Philip Mendoza （1898-1973）
Spanish illustrator Angel Domingue, limited edition £150
German illustrator, picture book,40pages
No word from Hares-Stryker. I feel as if I missed her by just this tiny bit. Oh, well.
I did manage to find a very cheap copy of Beyond the Wild Wood while I was playing on half.com. $1.12 plus shipping, and it's an ex-library book. But except for the inconspicuous label on the spine and a stamp or two inside, the book is in perfect condition. It'll be a serious pleasure to read it.
I just found an unusual sort-of illustrated version of The Wind in the Willows, available from Spineless Classics online:
The company's gimmick is printing the whole text of a book on a poster, with a design that is appropriate to the book:
>33 fuzzi: I think I'd want to hang a magnifying glass next to the poster.

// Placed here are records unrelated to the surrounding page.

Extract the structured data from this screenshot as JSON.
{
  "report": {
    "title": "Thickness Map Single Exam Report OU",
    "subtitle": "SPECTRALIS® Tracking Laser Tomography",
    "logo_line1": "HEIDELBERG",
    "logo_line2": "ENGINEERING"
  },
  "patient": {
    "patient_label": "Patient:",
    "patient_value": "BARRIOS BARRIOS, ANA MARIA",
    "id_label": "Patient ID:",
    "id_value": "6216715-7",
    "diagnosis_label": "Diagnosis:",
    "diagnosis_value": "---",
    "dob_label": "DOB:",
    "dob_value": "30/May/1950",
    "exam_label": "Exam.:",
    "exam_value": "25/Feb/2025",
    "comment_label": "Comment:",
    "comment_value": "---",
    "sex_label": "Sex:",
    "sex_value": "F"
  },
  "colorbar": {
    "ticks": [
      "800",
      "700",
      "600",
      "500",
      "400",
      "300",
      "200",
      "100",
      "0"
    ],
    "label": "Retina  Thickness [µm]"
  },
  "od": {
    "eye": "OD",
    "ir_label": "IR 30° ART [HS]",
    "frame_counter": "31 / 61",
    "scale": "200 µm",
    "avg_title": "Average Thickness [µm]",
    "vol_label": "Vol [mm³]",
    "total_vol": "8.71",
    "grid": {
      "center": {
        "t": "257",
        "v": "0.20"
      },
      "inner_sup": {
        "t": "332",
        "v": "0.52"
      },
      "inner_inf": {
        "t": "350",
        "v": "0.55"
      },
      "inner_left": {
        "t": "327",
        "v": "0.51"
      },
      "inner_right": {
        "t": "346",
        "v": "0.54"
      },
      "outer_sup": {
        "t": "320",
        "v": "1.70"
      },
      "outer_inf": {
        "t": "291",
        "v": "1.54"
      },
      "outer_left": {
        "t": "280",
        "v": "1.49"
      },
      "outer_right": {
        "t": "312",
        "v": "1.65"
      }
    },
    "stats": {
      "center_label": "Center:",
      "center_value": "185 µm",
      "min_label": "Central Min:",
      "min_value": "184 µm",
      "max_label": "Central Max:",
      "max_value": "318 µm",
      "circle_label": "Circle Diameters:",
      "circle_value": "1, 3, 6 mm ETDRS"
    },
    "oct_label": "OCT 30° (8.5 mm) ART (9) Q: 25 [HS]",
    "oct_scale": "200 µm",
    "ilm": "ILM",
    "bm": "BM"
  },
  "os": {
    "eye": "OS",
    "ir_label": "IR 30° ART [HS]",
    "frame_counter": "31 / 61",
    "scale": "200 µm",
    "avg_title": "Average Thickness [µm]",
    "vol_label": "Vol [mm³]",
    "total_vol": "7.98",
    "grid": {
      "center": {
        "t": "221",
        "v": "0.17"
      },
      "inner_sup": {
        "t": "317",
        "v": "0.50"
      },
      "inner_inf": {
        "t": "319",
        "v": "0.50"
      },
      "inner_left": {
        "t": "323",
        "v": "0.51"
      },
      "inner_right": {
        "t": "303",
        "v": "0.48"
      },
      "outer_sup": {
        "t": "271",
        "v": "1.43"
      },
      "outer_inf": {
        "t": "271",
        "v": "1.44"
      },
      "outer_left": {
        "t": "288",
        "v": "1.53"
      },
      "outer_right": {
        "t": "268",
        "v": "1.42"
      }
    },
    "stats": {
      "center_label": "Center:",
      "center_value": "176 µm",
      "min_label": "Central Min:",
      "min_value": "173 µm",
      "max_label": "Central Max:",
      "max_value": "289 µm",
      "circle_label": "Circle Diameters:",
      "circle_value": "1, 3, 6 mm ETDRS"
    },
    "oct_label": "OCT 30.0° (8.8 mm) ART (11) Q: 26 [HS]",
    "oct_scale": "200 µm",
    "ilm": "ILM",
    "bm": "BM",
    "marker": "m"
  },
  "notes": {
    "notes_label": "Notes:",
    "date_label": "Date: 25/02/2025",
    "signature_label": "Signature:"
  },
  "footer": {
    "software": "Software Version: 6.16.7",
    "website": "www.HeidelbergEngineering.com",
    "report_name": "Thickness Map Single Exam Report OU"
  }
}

I continue to enjoy this pursuit.
As skullduggery says above, David Petersen is well known for his Mouse Guard series, which I've enjoyed. Someone convinced him to illustrate the entire WITW.
It was published last year.
I didn't check, but it appears to be the entire text of the original.
Petersen seems to have borrowed heavily from other prior illustrators, and he says as much in his dedication: "to the illustrators of Grahame's tale who came before and forged a visual path for me to wander."
I'd say most like Eric Kincaid and Ernest Shepard, with a touch of Michael Hague and Don Daily.
It is lush and visually satisfying. Though it doesn't describe the art technique, Petersen's short bio mentions that his BFA is in Printmaking. Ah! Thus the heavy black lines throughout the prints.
Too many black & white illustrations. Petersen's work is meant to have color!
Ratty seems too solemn and formal. Always in a coat, and never smiling.
But all 'round a good solid collection.
DK (Dorling Kindersley) has a Young Classics series.
Sally Grindley adapted the text, producing 6 chapters and Eric Copeland illustrated the book.
Copeland’s watercolors do not stint on color, detail and action. It is a good piece of work. The first chapter especially meets the Riverbank and does it justice. The ebullience of spring can almost be smelled. Characters are what you’d expect, without any oddities or outstanding notes. Casual dress is allowed.
Many pages contain a box with a photo or illustration from Edwardian times that helps to contextualize parts of the story that might seem odd to young readers. For instance, there is a note about badgers and their seasonal habits.
My favorite illustration is Rat pulling Mole from his dip in the river.
(It's possible I've noted this edition before. I see I added it in 2014.)